Question: {{question}}
""")

    detect_chain = detect_prompt | llm | StrOutputParser()
    return detect_chain.invoke({"question": question}).strip()

# Learner Prompt:
# - What challenges might an LLM face when trying to match a question to the right entity?

In [None]:
# Visualize the subgraph around the detected anchor entity to see its connections.
def visualize_subgraph(query: str, depth: int = 2):
    anchor_entity = detect_anchor_entity(query)
    print(f"🔍 Detected anchor entity: {anchor_entity}")

    if anchor_entity not in G:
        print(f"⚠️ Entity '{anchor_entity}' not found in the graph.")
        return

    # Extract the subgraph based on depth
    visited = set()
    queue = [(anchor_entity, 0)]
    sub_nodes = set()

    while queue:
        current_node, current_depth = queue.pop(0)
        if current_depth > depth or current_node in visited:
            continue
        visited.add(current_node)
        sub_nodes.add(current_node)
        neighbors = list(G.successors(current_node)) + list(G.predecessors(current_node))
        for neighbor in neighbors:
            queue.append((neighbor, current_depth + 1))
            sub_nodes.add(neighbor)

    SG = G.subgraph(sub_nodes)

    # Visualize
    plt.figure(figsize=(10, 7))
    pos = nx.spring_layout(SG, seed=42)
    nx.draw_networkx_nodes(SG, pos, node_size=600, node_color="#FFEEEE")
    nx.draw_networkx_edges(SG, pos, arrows=True, arrowstyle='-|>', edge_color="#666")
    nx.draw_networkx_labels(SG, pos, font_size=10)
    edge_labels = {(u, v): data["relation"] for u, v, data in SG.edges(data=True)}
    nx.draw_networkx_edge_labels(SG, pos, edge_labels=edge_labels, font_size=9)
    plt.title(f"Subgraph for: '{anchor_entity}'", fontsize=14)
    plt.axis("off")
    plt.show()

# Learner Prompt:
# - How does visualizing a subgraph help you understand the relationships between entities?

## 🤔 Ask a Question Using the Graph
Now you can ask questions about historical figures or events.
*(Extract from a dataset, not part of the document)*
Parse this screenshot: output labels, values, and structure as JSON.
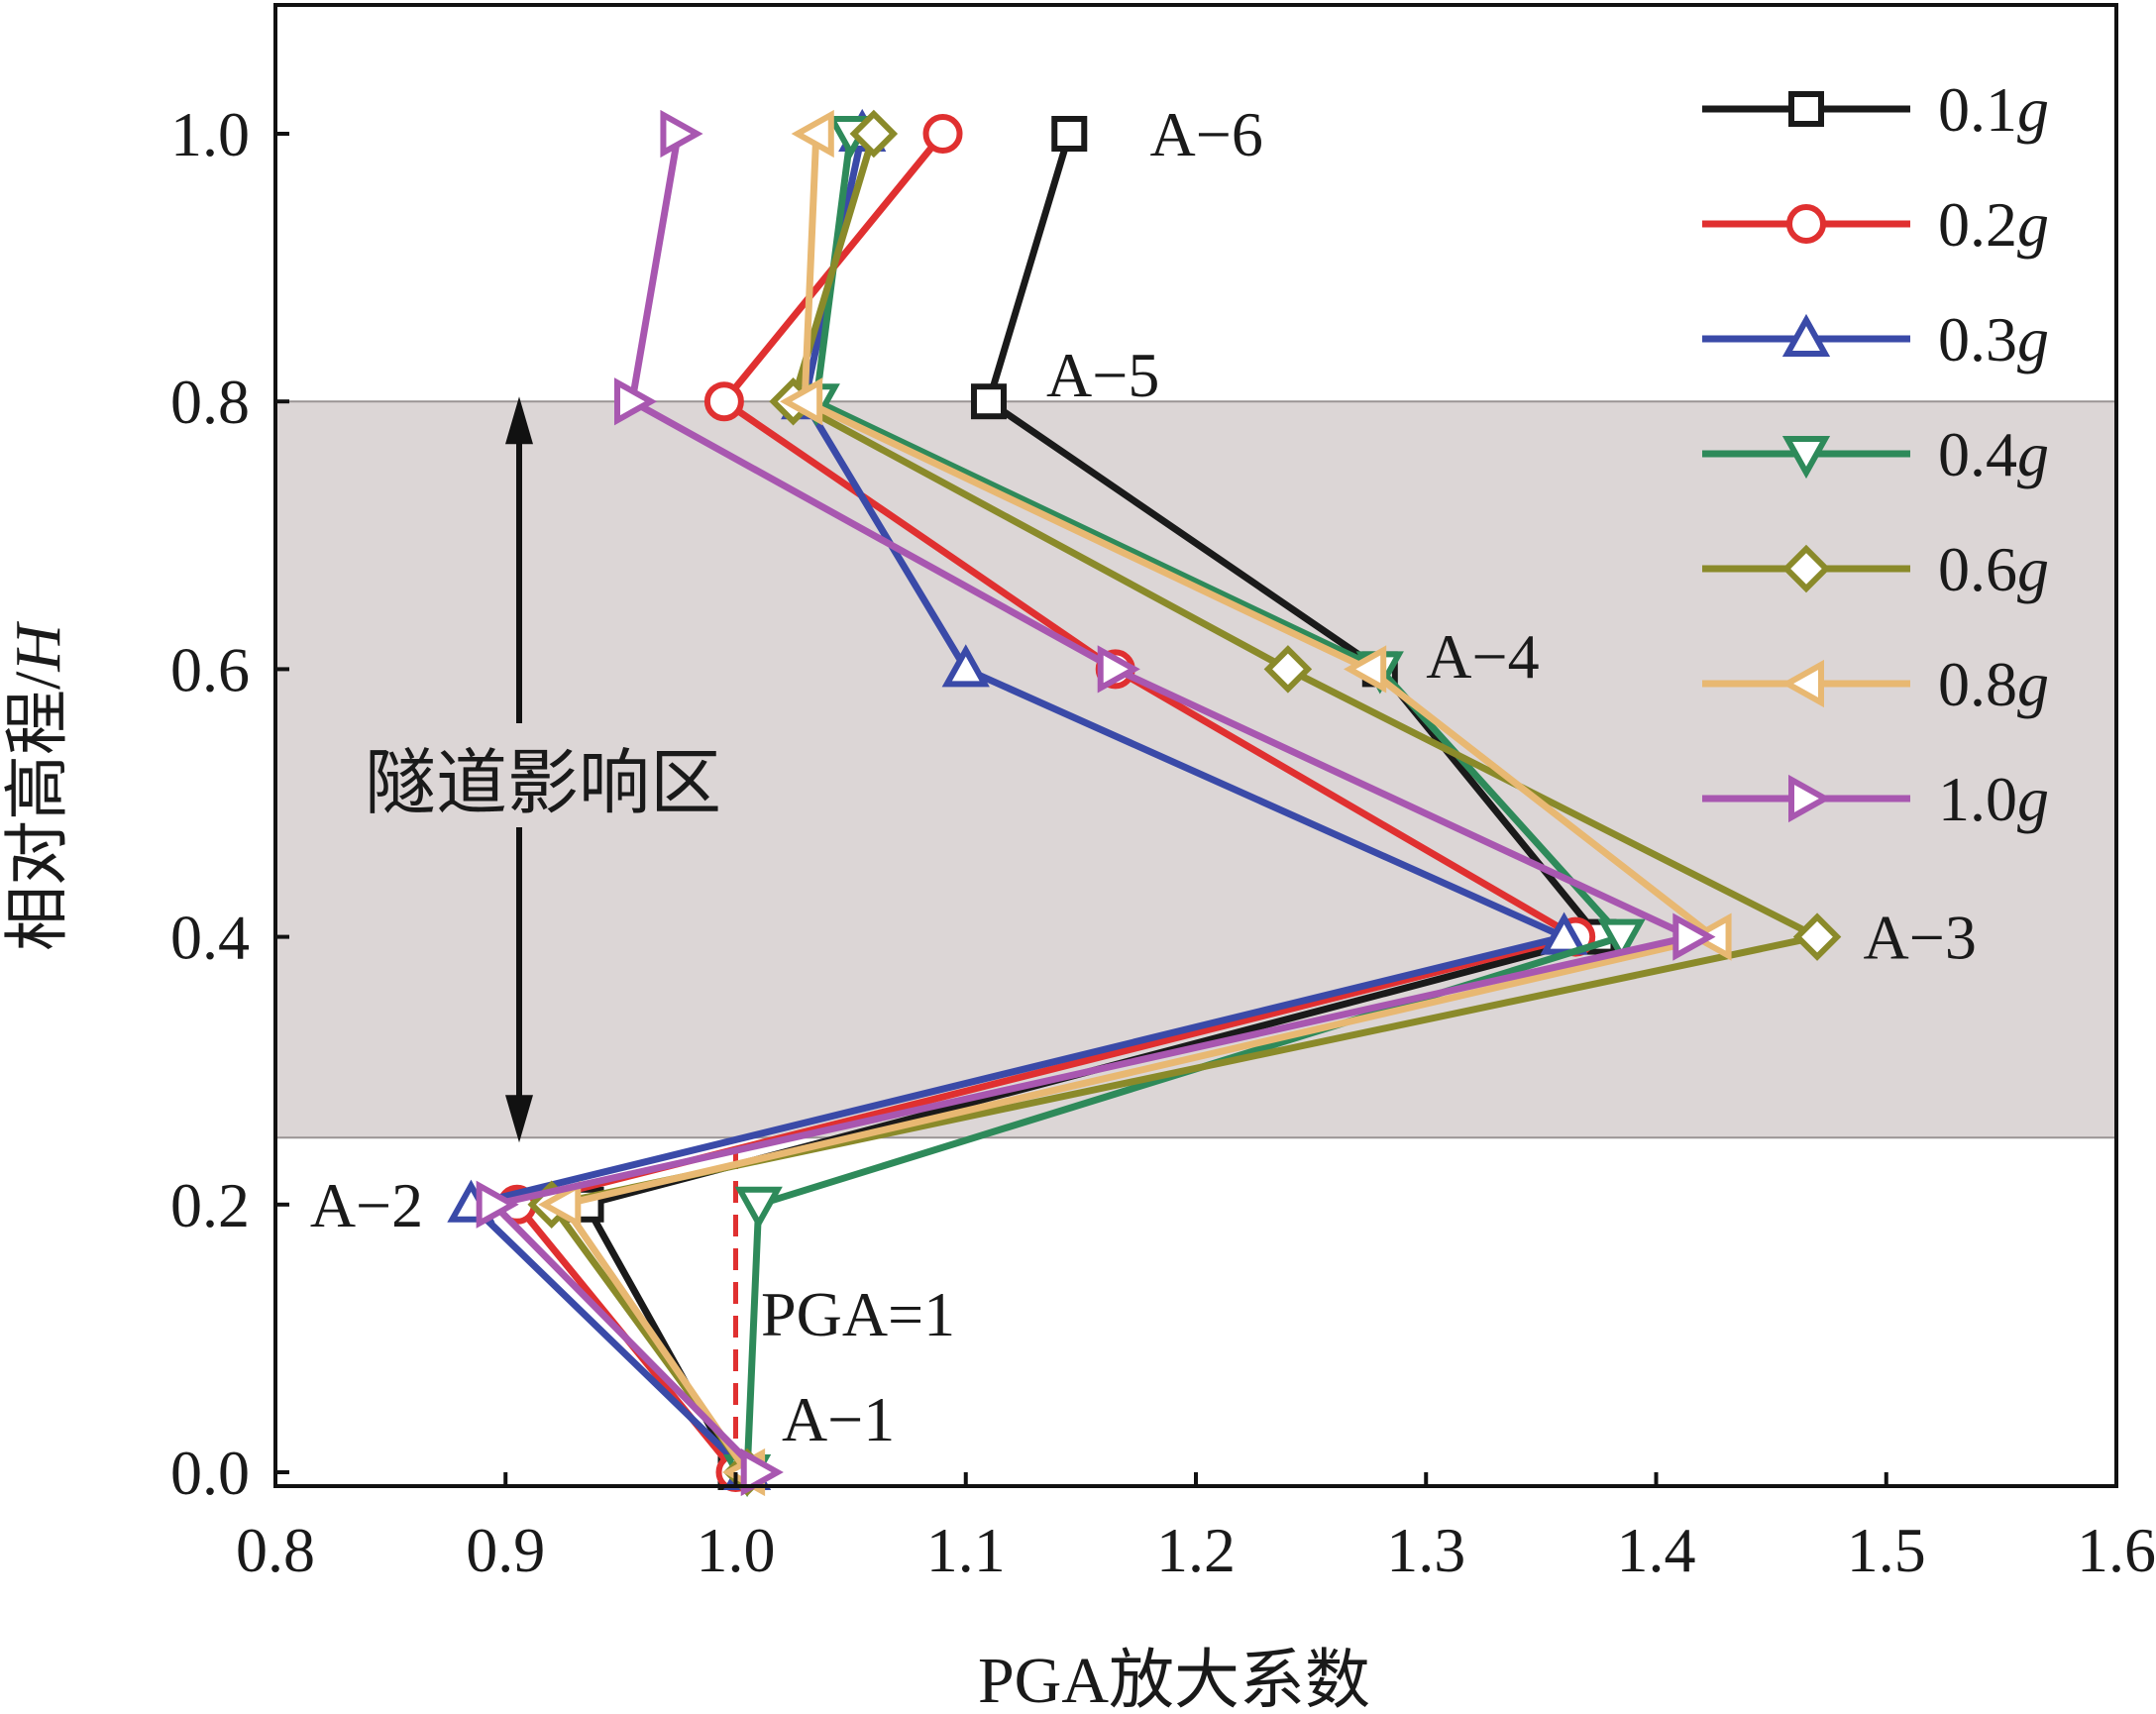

The system will use the knowledge graph to find relevant facts and help the LLM answer your question.

**Learner Prompt:**
- How might the answers you get from a knowledge graph differ from those you get from a search engine or a plain LLM?

In [None]:
# Use the knowledge graph to answer a question by extracting relevant facts and passing them to the LLM.
def answer_question_with_graph(query: str, depth: int = 2):
    anchor_entity = detect_anchor_entity(query)
    print(f"🔍 Detected anchor entity: {anchor_entity}")

    subgraph = search_graph(anchor_entity, depth=depth)
    context = [f"{u} {data['relation']} {v}." for u, v, data in subgraph.edges(data=True)]
    context_text = "\n".join(context)

    response = llm.invoke(f"Answer the question based on these facts:\n\n{context_text}\n\nQuestion: {query}")
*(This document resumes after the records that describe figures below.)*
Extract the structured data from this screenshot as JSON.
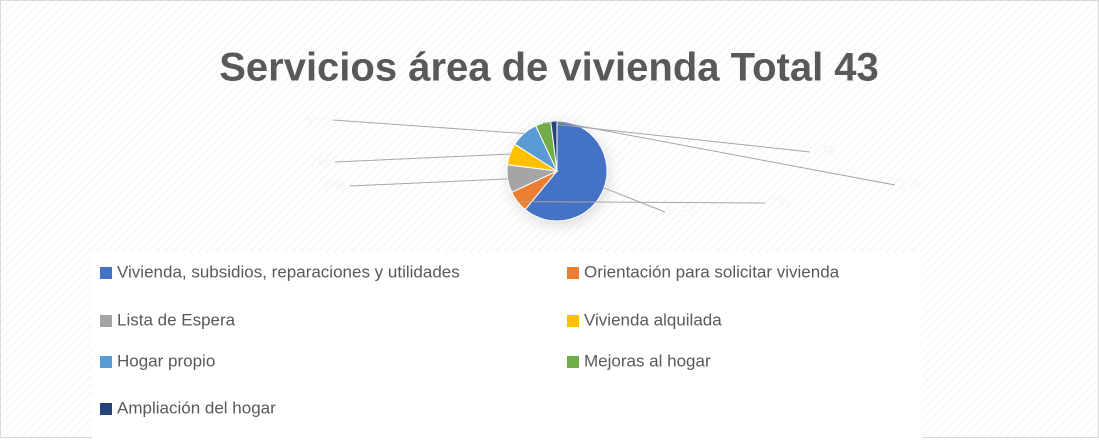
{
  "chart_data": {
    "type": "pie",
    "title": "Servicios área de vivienda Total 43",
    "categories": [
      "Vivienda, subsidios, reparaciones y utilidades",
      "Orientación para solicitar vivienda",
      "Lista de Espera",
      "Vivienda alquilada",
      "Hogar propio",
      "Mejoras al hogar",
      "Ampliación del hogar"
    ],
    "values": [
      61,
      7,
      9,
      7,
      9,
      5,
      2
    ],
    "value_labels": [
      "61%",
      "7%",
      "9%",
      "7%",
      "9%",
      "5%",
      "2%"
    ],
    "colors": [
      "#4472c4",
      "#ed7d31",
      "#a5a5a5",
      "#ffc000",
      "#5b9bd5",
      "#70ad47",
      "#264478"
    ],
    "legend": "bottom"
  }
}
    return context, response

# Learner Prompt:
# - What are the advantages of providing the LLM with a focused set of facts from the graph, instead of the entire dataset?

## 🚀 Try It Out
Now it's your turn! Try asking your own questions about the historical data. Experiment with different questions and see how the graph and LLM work together to provide answers.

**Learner Prompt:**
- What kinds of questions work best with this system? What are its limitations?

In [None]:
# Example: Ask a question about a historical figure's contribution.
question = "How did Albert Einstein contribute to the development of the atomic bomb?"
# Set the depth for the subgraph search
depth= 2
retrieved_chunks, response = answer_question_with_graph(question, depth)
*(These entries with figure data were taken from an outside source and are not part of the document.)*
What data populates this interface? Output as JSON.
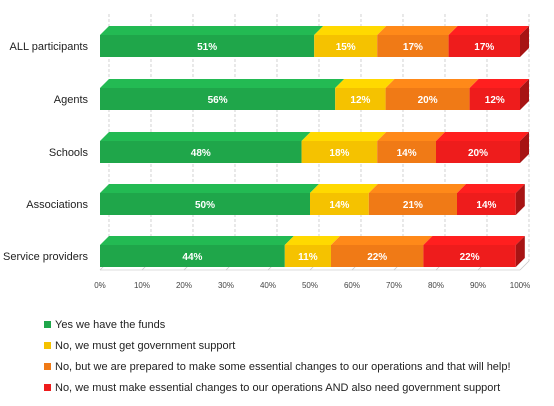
{
  "chart_data": {
    "type": "bar",
    "orientation": "horizontal",
    "stacked": true,
    "categories": [
      "ALL participants",
      "Agents",
      "Schools",
      "Associations",
      "Service providers"
    ],
    "series": [
      {
        "name": "Yes we have the funds",
        "color": "#1fa64a",
        "values": [
          51,
          56,
          48,
          50,
          44
        ],
        "labels": [
          "51%",
          "56%",
          "48%",
          "50%",
          "44%"
        ]
      },
      {
        "name": "No, we must get government support",
        "color": "#f5c200",
        "values": [
          15,
          12,
          18,
          14,
          11
        ],
        "labels": [
          "15%",
          "12%",
          "18%",
          "14%",
          "11%"
        ]
      },
      {
        "name": "No, but we are prepared to make some essential changes to our operations and that will help!",
        "color": "#f07a16",
        "values": [
          17,
          20,
          14,
          21,
          22
        ],
        "labels": [
          "17%",
          "20%",
          "14%",
          "21%",
          "22%"
        ]
      },
      {
        "name": "No, we must make essential changes to our operations AND also need government support",
        "color": "#ee1c1c",
        "values": [
          17,
          12,
          20,
          14,
          22
        ],
        "labels": [
          "17%",
          "12%",
          "20%",
          "14%",
          "22%"
        ]
      }
    ],
    "xlim": [
      0,
      100
    ],
    "ticks": [
      "0%",
      "10%",
      "20%",
      "30%",
      "40%",
      "50%",
      "60%",
      "70%",
      "80%",
      "90%",
      "100%"
    ],
    "grid": true,
    "legend_position": "bottom",
    "title": "",
    "xlabel": "",
    "ylabel": ""
  }
}
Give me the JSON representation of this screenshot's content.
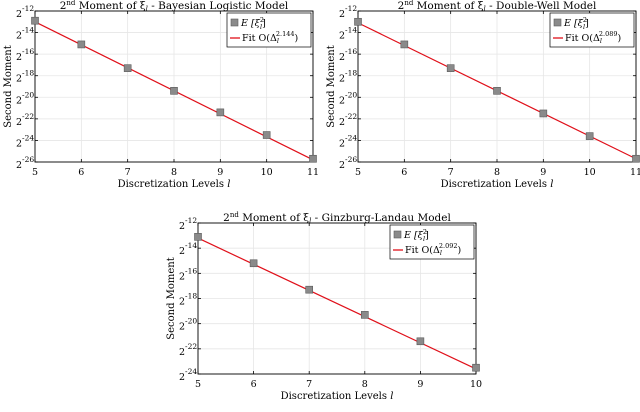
{
  "colors": {
    "fit": "#e0101a",
    "marker": "#8a8a8a",
    "marker_edge": "#5a5a5a",
    "grid": "#e6e6e6",
    "axis": "#000000"
  },
  "chart_data": [
    {
      "type": "line",
      "title_prefix": "2",
      "title_sup": "nd",
      "title_rest": " Moment of ξ",
      "title_sub": "l",
      "title_suffix": " - Bayesian Logistic Model",
      "xlabel": "Discretization Levels",
      "xlabel_var": "l",
      "ylabel": "Second Moment",
      "xlim": [
        5,
        11
      ],
      "ylim_log2": [
        -26,
        -12
      ],
      "xticks": [
        5,
        6,
        7,
        8,
        9,
        10,
        11
      ],
      "yticks_exp": [
        -26,
        -24,
        -22,
        -20,
        -18,
        -16,
        -14,
        -12
      ],
      "tick_base": "2",
      "grid": true,
      "legend_position": "top-right",
      "legend": {
        "marker_label": "E [ξ",
        "marker_label_sup": "2",
        "marker_label_sub": "l",
        "marker_label_end": "]",
        "fit_label": "Fit O(Δ",
        "fit_label_sub": "l",
        "fit_label_sup": "2.144",
        "fit_label_end": ")"
      },
      "x": [
        5,
        6,
        7,
        8,
        9,
        10,
        11
      ],
      "y_log2": [
        -12.9,
        -15.1,
        -17.3,
        -19.4,
        -21.4,
        -23.5,
        -25.7
      ],
      "fit_log2": [
        [
          5,
          -13.0
        ],
        [
          11,
          -25.8
        ]
      ]
    },
    {
      "type": "line",
      "title_prefix": "2",
      "title_sup": "nd",
      "title_rest": " Moment of ξ",
      "title_sub": "l",
      "title_suffix": " - Double-Well Model",
      "xlabel": "Discretization Levels",
      "xlabel_var": "l",
      "ylabel": "Second Moment",
      "xlim": [
        5,
        11
      ],
      "ylim_log2": [
        -26,
        -12
      ],
      "xticks": [
        5,
        6,
        7,
        8,
        9,
        10,
        11
      ],
      "yticks_exp": [
        -26,
        -24,
        -22,
        -20,
        -18,
        -16,
        -14,
        -12
      ],
      "tick_base": "2",
      "grid": true,
      "legend_position": "top-right",
      "legend": {
        "marker_label": "E [ξ",
        "marker_label_sup": "2",
        "marker_label_sub": "l",
        "marker_label_end": "]",
        "fit_label": "Fit O(Δ",
        "fit_label_sub": "l",
        "fit_label_sup": "2.089",
        "fit_label_end": ")"
      },
      "x": [
        5,
        6,
        7,
        8,
        9,
        10,
        11
      ],
      "y_log2": [
        -13.0,
        -15.1,
        -17.3,
        -19.4,
        -21.5,
        -23.6,
        -25.7
      ],
      "fit_log2": [
        [
          5,
          -13.1
        ],
        [
          11,
          -25.7
        ]
      ]
    },
    {
      "type": "line",
      "title_prefix": "2",
      "title_sup": "nd",
      "title_rest": " Moment of ξ",
      "title_sub": "l",
      "title_suffix": " - Ginzburg-Landau Model",
      "xlabel": "Discretization Levels",
      "xlabel_var": "l",
      "ylabel": "Second Moment",
      "xlim": [
        5,
        10
      ],
      "ylim_log2": [
        -24,
        -12
      ],
      "xticks": [
        5,
        6,
        7,
        8,
        9,
        10
      ],
      "yticks_exp": [
        -24,
        -22,
        -20,
        -18,
        -16,
        -14,
        -12
      ],
      "tick_base": "2",
      "grid": true,
      "legend_position": "top-right",
      "legend": {
        "marker_label": "E [ξ",
        "marker_label_sup": "2",
        "marker_label_sub": "l",
        "marker_label_end": "]",
        "fit_label": "Fit O(Δ",
        "fit_label_sub": "l",
        "fit_label_sup": "2.092",
        "fit_label_end": ")"
      },
      "x": [
        5,
        6,
        7,
        8,
        9,
        10
      ],
      "y_log2": [
        -13.1,
        -15.2,
        -17.3,
        -19.3,
        -21.4,
        -23.5
      ],
      "fit_log2": [
        [
          5,
          -13.2
        ],
        [
          10,
          -23.6
        ]
      ]
    }
  ]
}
print("\nRetrieved Chunks:")
for line in retrieved_chunks:
    print("-", line)

print("\nAnswer:")
print(response)

visualize_subgraph(question, depth)

# Learner Prompt:
# - Try changing the question or the depth. What do you notice about the retrieved facts and the answer?

In [None]:
# Print all nodes (entities) in the knowledge graph.
print(list(G.nodes))

# Learner Prompt:
# - How many entities are in your graph? Are there any you didn't expect to see?

In [None]:
# Print all edges related to 'relativity' to explore specific relationships in the graph.
for u, v, data in G.edges(data=True):
    if "relativity" in u.lower() or "relativity" in v.lower():
        print(f"{u} --{data['relation']}--> {v}")

# Learner Prompt:
# - Try searching for other keywords or relationships. What patterns or connections do you discover?